Griechenland erlebt ebenfalls den Fachkräftemangel - warum das gleichzeitig eine gute und eine schlechte Nachricht ist
Spätestens seit 2010 gilt Griechenland als wirtschaftliche Krisennation, welche gerade so am vollwertigen Bankrott und Euro-Ausstieg vorbeigeschrammt ist. Und in den Jahrzehnten davor war es vor allem ein Emigrationsland, welches mit seinen geringen Gelegenheiten junge Arbeiter ins Ausland trieb. Zu Zeiten des Wirtschaftswunders waren knapp 800.000 Griechen in Deutschland.
Heute sieht es etwas anders aus. Griechenland sucht massiv nach Arbeitskräften: Allein im Hotelsektor blieben 2023 über 53.000 von 250.000 Stellen unbesetzt, wie das Handelsblatt berichtet. Dieses Jahr könnte sich die Lücke laut Tourismusverband noch vergrößern. Auch im Bau fehle es an 13.000 Stellen, in der Landwirtschaft an 113.000. Insgesamt seien aktuell 400.000 unbesetzte Stellen gemeldet - bei nur 4,3 Millionen (offiziell) Erwerbstätigen.
Hier also die gute Nachricht: Der starke Hunger nach Arbeitskräften ist ein Symbol für Griechenlands bemerkenswertes Comeback seit 2010. Von vielen relativ unbemerkt hat sich das Land deutlich konsolidiert, legt starke Wachstumsraten vor und hat seine Bonität wieder deutlich aufgebessert. Der Arbeitskraftbedarf im so wichtigen Tourismussektor ist wiederum ein Zeichen für dessen Erholung aus dem Covid-Tiefschlaf.
Die schlechte Nachricht ist ziemlich offensichtlich.
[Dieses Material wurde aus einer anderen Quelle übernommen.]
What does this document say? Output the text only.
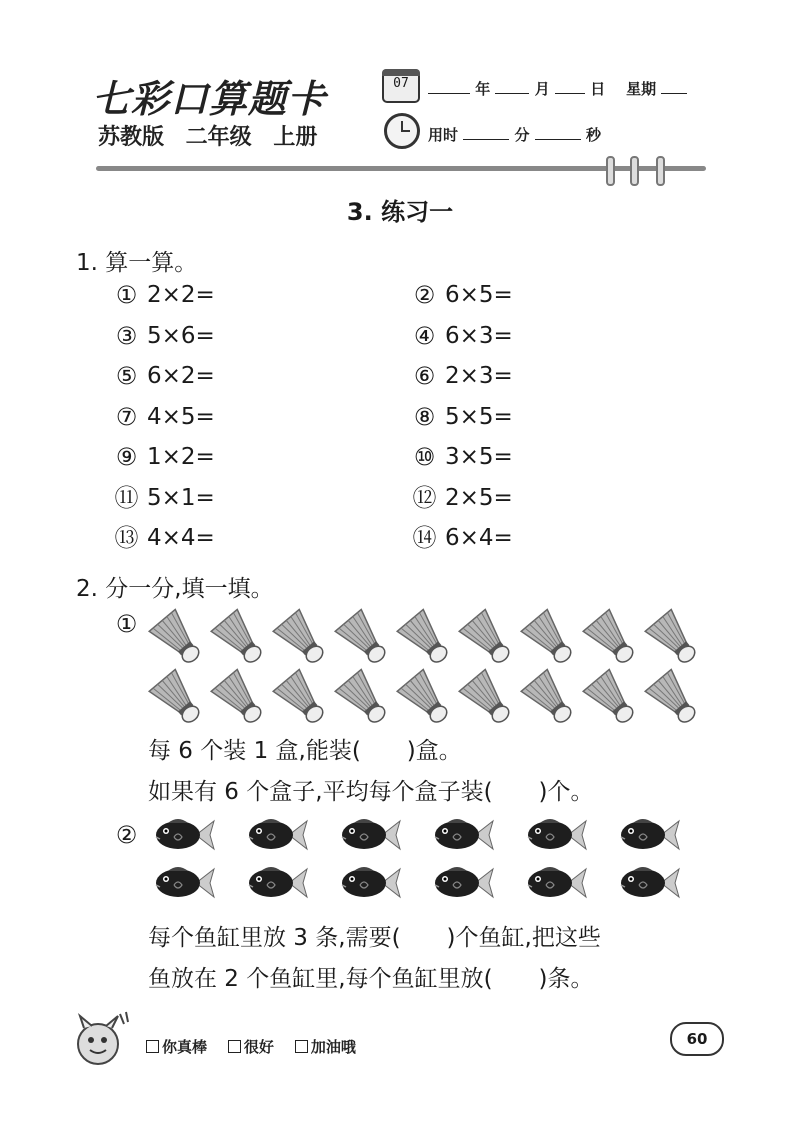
七彩口算题卡
苏教版 二年级 上册
07	年	月	日 星期
用时	分	秒
3. 练习一
1. 算一算。
① 2×2=	② 6×5=
③ 5×6=	④ 6×3=
⑤ 6×2=	⑥ 2×3=
⑦ 4×5=	⑧ 5×5=
⑨ 1×2=	⑩ 3×5=
⑪ 5×1=	⑫ 2×5=
⑬ 4×4=	⑭ 6×4=
2. 分一分,填一填。
①
每 6 个装 1 盒,能装(　　)盒。
如果有 6 个盒子,平均每个盒子装(　　)个。
②
每个鱼缸里放 3 条,需要(　　)个鱼缸,把这些
鱼放在 2 个鱼缸里,每个鱼缸里放(　　)条。
你真棒 很好 加油哦	60
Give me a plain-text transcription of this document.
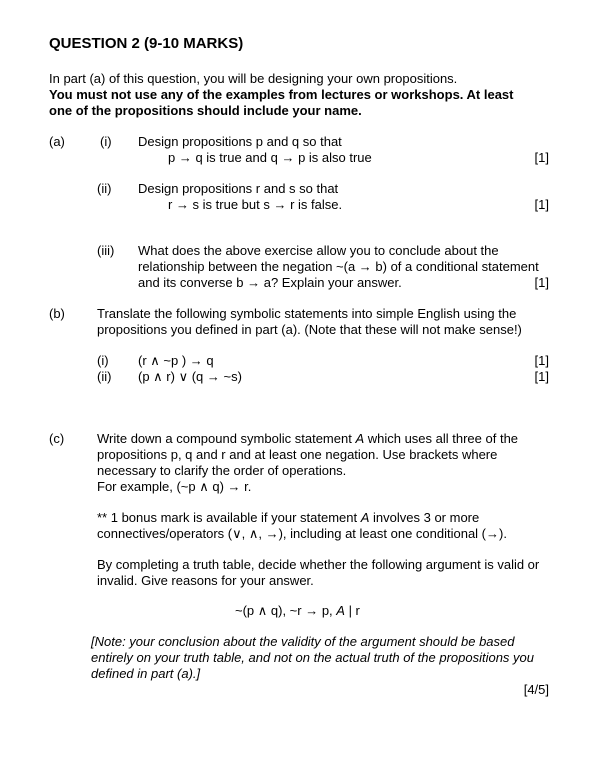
QUESTION 2 (9-10 MARKS)
In part (a) of this question, you will be designing your own propositions.
You must not use any of the examples from lectures or workshops. At least
one of the propositions should include your name.
(a)	(i) Design propositions p and q so that
p → q is true and q → p is also true	[1]
(ii) Design propositions r and s so that
r → s is true but s → r is false.	[1]
(iii) What does the above exercise allow you to conclude about the
relationship between the negation ~(a → b) of a conditional statement
and its converse b → a? Explain your answer.	[1]
(b) Translate the following symbolic statements into simple English using the
propositions you defined in part (a). (Note that these will not make sense!)
(i) (r ∧ ~p ) → q	[1]
(ii) (p ∧ r) ∨ (q → ~s)	[1]
(c)	Write down a compound symbolic statement A which uses all three of the
propositions p, q and r and at least one negation. Use brackets where
necessary to clarify the order of operations.
For example, (~p ∧ q) → r.
** 1 bonus mark is available if your statement A involves 3 or more
connectives/operators (∨, ∧, →), including at least one conditional (→).
By completing a truth table, decide whether the following argument is valid or
invalid. Give reasons for your answer.
~(p ∧ q), ~r → p, A | r
[Note: your conclusion about the validity of the argument should be based
entirely on your truth table, and not on the actual truth of the propositions you
defined in part (a).]
[4/5]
Griechenlands Fachkräftemangel droht, das Wachstum abzuwürgen.
Gut, dass die Mitsotakis-Regierung das Problem verstanden hat und dagegen anrennt:
- Sie verhandelt Gastarbeiterverträge mit Ländern aus Osteuropa, Asien und Nordafrika (z.B. Indien, Georgien)
- will auch die Legalisierung von illegal eingereisten Migrant:innen vorantreiben, insofern diese eine Anstellung finden konnten.
Beides smarte Lösungen, welche ich vor 10 Jahren nicht erwartet hätte, im Kontext von Griechenland zu lesen.
- Dazu versucht die Regierung, eine negative demografische Entwicklung (Bevölkerungsschwund 2010 bis 2020: 5,9%) umzukehren, mittels Babyprämien, Steuervergünstigungen und subventionierten Immobilienkrediten.
Ebenfalls eine brilliante Idee, doch mit einem Effekthorizont von Jahrzehnten.
Der Fall Griechenland zeigt übrigens auch, wie komplex es beim Thema Fachkräftemangel zugehen kann: Mit 10,4% hat Griechenland die zweithöchste Arbeitslosigkeitsquote der EU, rund 495.132 Menschen. Wer da bereits den Taschenrechner zücken will, läuft leider ins Leere: Ein großer Teil davon gilt als strukturell arbeitslos und sehr schwer zu vermitteln, auch als Folge des "verlorenen Jahrzehnts".
Griechenlands Arbeitskraftkrise wird sich leider nicht so einfach lösen lassen, doch einen anderen Weg gibt es nicht. In Deutschland wissen wir genau, wie sich das anfühlt.